I commenced my arangetram with an invocation piece called natyarangam and a Ganesha slokam. I followed it up with an alarippu in thisra nadai – interestingly, we had a bunch of young children counting 123, 123,… religiously, as my guru explained the concept behind it! My jathiswaram was set in ragam Vasantha and Rupaka talam with intricate and extensive foot work. I performed my favorite piece, Krishna shabdam next. One could appreciate the careful selection of my items from this point on!
The highlight of any bharatnatyam arangetram recital is varnam, and the composition was Samiyei azaithodi vaa, where the principal deity is Lord Shiva. One of the charnams of the varnam described Shiva as the one adored by Lord Vishnu (Saranganathan potrum mannavanadi); as I performed that part, it reminded me of this profound scene in the temple sanctum - enchanting Padmanabha in his blissful sleep and Lord Shiva in the form of Lingam waiting for Padmanabhaswamy to wake up and watch His cosmic dance! I felt truly blessed to perform this special piece in honor of Lord Vishnu and Shiva at the Shri Shiva Vishnu temple!
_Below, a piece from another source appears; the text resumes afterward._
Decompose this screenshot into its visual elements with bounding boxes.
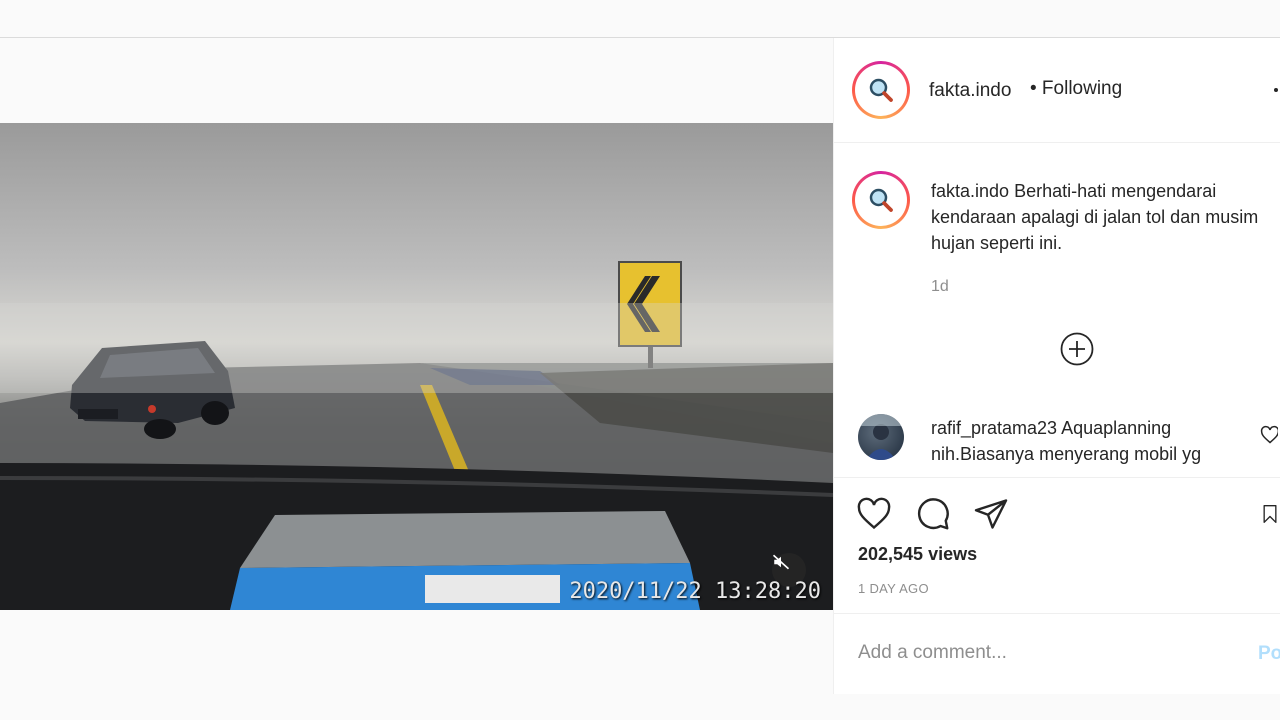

After a brief interval we proceeded with two padams - thumak chalathu, Saint Tusidas’ composition on Lord Rama as a charming baby; itu sahasamulu, Maharaja Swati Thirunal’s composition describing a young bride who tries to figure out why her sweet heart is indifferent with her, while the husband enjoys all the attention she gives him in that process. I concluded my performance with the thillana in ragam Dhanashree, another composition of Maharaja Swati Thirunal. What is said of the thillana is that the dancer dances in joy in rhythm with the temple bells and pleads to the dusk-colored Padmanabha to come and rescue her from her sorrows. All I could think at that point was gratitude to the Lord who made my dream come true after twenty-some months of my plea to Him! As the mangalam was played, a composition of Sri Badrachala Ramadasu, I paid my obeisance and gratitude to Lord Nataraja, musicians who helped in the audio recording of my performance and to my beloved Guru, who conducted my arangetram gracefully! And, it was an arangetram in the truest sense; I “ascended” on stage as an adult for the first time, without a rehearsal on stage!
Today as I write my experience in this little piece of article, words fall short, pages fall short! In spite of numerous obstacles, I could pursue what I wished for because my passion for my dance was sincere and mattered more than anything else. The one message I would like to share here - I’m convinced that it is never late to pursue your ambitions as long as it is your own conviction! A very special thank you to Jeyanthi ma’m, as I fondly call her - she was the guiding light and gave unconditional support and motivation through this roller coaster of a ride! “You are the reason for what I have achieved today!!”